[Cerpen Mini] Gerimis di Oktober

Selasa, 04 Maret 2014

3 Februari lalu, itu tulisan terakhir yang saya post di halamannya Mbak Kiki. Sudah sebulan silam. Kali ini mbak kiki mau ngepost Antologi ke dua mbak Kiki, salah satu cermin sederhana yang dimuat di antologi 'Fatamorgana Perpisahan' oleh cafe books publisher bersama Muhammad Hasir dkk.
***

Awal bulan Oktober, saat bibir langit mulai mencurahkan bulir - bulir airnya ke bumi. Arak – arakan awan mengelabu tiap senja dan pagi buta. Matahari bertengger menyapa salam sebentar. Hanya sebentar. Seperti ritme kehidupan, ada masa kelabu membalut menggelayut kalbu. Kata orang, sebagai penanda kasih sayangNya untuk kita menjalankan titah Tuhan. Katanya, itu artinya kita belajar menuai sabar. Bersabar seperti apa mendapati kehilangan?

Baru saja rasanya aku memeluk kebahagiaan bersama kekasihku, dua anak perempuanku yang lucu dan calon buah hatiku yang baru. Setelah meredakan kehilangan Ibu, dua bulan lalu. Katanya cobaan bermakna sabar? Aku berusaha menemukan sabar.  Dan saat malam itu, aku memunajatkan kesabaran. Saat aku mendapati kabar suamiku kecelakaan.

“Malam ini tidak usah pergi dulu. Sepertinya hujan akan melebat.”

“Ini kan cuma gerimis. Aku tidak mau jamaah lebih lama menunggu. Jaga anak – anak. Insyallah malam ini langsung pulang.”

Entah mengapa isyarat kalimatnya membuatku tak ingin melepaskannya. Betulkan, sudah aku bilang sebelumnya. Kalau boleh aku hanya ingin terbangun dari mimpi dan mendapati suamiku masih disampingku. Astaghfirullah, bukankah hidup dan mati sepenuhnya ada ditanganNya. Bahwa menghadapNya tak mengenal alasan? Bukankah kita semua hanya meniti waktu kapan giliran kita tiba?

Pagi hari setelah gerimis mulai mereda. Tepat satu minggu kini aku menjadi ayah sekaligus ibu untuk anak –anakku, setelah sebelumnya mas Habib mengalami pedarahan hebat di kepala pasca operasi. Kini aku mulai belajar tersenyum. Tersenyum untuk orang – orang yang sangat aku cintai dan Allah lebih mencintai mereka. Tersenyum untuk anak – anak ku dan calon bayi ku kelak.
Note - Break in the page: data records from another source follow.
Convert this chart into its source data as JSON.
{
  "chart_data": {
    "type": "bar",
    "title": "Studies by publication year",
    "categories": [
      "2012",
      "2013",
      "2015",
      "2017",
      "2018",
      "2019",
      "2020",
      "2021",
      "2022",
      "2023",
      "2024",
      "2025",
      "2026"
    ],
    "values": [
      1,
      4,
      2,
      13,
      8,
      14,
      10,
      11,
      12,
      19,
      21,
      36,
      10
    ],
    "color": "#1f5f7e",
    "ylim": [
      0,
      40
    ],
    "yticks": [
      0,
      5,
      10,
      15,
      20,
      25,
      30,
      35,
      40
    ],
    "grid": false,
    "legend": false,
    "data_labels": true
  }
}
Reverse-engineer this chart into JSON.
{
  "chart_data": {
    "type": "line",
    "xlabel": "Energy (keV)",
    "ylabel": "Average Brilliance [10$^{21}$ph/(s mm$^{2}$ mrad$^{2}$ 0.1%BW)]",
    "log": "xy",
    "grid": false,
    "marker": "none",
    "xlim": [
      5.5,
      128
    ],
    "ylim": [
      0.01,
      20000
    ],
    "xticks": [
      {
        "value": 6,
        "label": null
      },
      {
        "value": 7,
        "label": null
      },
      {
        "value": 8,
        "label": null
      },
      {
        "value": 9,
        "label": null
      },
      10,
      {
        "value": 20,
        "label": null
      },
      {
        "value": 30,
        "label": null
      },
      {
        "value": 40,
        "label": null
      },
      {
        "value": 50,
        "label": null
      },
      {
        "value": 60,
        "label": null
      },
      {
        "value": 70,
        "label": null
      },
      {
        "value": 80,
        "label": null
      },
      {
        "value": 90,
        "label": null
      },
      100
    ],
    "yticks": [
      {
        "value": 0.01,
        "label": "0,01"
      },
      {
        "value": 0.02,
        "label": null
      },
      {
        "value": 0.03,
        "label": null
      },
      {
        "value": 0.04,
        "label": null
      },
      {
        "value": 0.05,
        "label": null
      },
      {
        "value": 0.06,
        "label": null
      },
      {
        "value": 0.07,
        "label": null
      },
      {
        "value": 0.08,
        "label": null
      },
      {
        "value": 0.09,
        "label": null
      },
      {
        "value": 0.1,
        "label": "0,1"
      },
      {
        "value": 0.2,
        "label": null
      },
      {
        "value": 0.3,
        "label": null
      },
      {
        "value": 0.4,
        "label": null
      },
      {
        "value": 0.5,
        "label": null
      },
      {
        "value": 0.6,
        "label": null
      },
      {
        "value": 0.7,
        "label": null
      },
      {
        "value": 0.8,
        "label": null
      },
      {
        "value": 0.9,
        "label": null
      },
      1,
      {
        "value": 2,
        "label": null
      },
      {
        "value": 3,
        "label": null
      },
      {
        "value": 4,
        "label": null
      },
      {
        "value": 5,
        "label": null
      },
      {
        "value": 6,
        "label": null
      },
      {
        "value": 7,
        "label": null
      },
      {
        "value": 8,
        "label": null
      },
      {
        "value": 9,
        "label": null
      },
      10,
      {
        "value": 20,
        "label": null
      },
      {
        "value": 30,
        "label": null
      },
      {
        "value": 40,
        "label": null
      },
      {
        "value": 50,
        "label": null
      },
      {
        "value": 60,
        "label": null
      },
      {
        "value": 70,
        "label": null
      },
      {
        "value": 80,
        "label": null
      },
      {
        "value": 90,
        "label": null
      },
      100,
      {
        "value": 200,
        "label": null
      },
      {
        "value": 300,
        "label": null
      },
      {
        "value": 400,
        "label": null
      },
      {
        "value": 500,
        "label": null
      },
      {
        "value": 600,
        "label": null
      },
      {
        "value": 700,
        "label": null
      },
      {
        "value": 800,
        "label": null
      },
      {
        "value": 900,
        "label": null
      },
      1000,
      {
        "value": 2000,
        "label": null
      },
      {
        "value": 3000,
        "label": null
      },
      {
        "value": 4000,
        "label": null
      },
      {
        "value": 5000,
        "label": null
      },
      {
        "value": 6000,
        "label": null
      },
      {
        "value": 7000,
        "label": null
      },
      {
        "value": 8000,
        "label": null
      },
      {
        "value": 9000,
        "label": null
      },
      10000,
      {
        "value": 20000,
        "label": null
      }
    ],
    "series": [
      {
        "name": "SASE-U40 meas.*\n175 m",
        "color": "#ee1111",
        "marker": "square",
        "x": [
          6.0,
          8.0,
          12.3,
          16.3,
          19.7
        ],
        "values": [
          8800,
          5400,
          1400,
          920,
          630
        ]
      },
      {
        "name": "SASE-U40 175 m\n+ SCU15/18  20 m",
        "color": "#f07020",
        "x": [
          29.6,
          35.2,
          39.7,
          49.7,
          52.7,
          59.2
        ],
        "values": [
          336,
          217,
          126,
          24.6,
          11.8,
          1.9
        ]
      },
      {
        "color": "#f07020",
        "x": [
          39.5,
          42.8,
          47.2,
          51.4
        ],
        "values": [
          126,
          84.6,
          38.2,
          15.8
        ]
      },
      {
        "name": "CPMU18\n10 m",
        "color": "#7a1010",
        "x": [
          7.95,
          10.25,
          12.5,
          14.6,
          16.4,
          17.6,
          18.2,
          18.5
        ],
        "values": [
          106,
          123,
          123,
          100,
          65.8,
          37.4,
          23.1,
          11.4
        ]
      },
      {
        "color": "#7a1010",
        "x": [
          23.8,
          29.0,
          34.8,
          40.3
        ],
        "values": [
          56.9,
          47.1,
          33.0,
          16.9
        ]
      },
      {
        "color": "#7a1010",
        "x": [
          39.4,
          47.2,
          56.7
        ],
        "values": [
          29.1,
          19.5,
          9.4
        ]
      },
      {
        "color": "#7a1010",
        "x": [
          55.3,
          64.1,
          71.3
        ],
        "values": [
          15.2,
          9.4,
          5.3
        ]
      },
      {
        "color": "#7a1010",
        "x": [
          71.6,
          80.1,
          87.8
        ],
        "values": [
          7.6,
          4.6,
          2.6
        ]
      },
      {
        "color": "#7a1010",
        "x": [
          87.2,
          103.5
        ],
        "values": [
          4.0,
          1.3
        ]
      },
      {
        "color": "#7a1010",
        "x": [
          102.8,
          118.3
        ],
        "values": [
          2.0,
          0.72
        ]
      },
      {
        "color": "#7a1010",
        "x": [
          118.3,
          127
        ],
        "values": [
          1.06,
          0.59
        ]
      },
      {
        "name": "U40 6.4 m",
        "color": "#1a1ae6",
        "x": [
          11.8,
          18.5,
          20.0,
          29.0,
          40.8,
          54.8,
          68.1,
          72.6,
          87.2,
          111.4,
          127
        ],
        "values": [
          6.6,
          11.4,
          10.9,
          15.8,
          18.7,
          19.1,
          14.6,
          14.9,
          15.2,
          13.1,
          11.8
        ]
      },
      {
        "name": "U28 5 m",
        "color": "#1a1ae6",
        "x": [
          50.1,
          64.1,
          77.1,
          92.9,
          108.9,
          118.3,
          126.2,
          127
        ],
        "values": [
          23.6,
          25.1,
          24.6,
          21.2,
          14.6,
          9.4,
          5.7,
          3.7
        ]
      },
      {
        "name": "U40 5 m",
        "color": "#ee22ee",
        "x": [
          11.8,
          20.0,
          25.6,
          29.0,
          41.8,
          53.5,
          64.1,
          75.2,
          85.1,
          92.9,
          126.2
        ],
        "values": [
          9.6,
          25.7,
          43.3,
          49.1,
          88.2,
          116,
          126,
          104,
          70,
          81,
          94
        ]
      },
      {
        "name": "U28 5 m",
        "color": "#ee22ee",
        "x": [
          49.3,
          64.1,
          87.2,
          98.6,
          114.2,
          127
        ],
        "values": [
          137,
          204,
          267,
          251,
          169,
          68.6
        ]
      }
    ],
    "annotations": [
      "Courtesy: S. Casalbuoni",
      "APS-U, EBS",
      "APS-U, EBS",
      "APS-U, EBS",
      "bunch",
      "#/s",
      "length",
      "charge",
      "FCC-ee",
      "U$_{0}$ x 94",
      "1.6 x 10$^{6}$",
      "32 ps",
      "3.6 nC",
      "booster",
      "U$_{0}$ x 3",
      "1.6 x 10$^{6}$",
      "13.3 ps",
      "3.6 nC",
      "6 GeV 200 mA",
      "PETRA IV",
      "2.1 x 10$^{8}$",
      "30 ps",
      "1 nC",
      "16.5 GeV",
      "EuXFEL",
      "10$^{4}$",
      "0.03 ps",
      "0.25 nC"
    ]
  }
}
“umi,, umi,,, ayah dimana, ayah dimana,,,” itu aisyah. Anak ku yang nomor dua. Dua bulan lagi usianya tepat tiga tahun. Sampai detik ini masih saja menanyakan ayahnya.

“ada apa sayang...”

“Umi, kenapa ayah belum pulang?”

“Umi kan sudah bilang, Ayah sudah bersama Allah. Sekarang kita doakan Ayah, agar sabar menunggu kita” aku mengakatnya dari tempat tidur.
“dimana mi,, dimana..”

“Nih, umi sudah buatin pisang goreng kesukaan aisyah” ajaib, mata besarnya langsung berbinar dan seketika diam.

Kapan anak – anak akan mengerti? Sudahlah. Tak ada ruang untukku mengeluh. Bukankah  setiap detik yang kita lalui adalah perjalanan mendekatkan diri pada perpisahan. Aku hanya ingin menjadi salah satu bidadari yang dipilih mas Habib dan bunda untuk anak –anakku dihari palng abadi itu. Ya Allah, jagalah mereka saat penjagaanku sangat lemah. Jadikan mereka anak yang sholehah.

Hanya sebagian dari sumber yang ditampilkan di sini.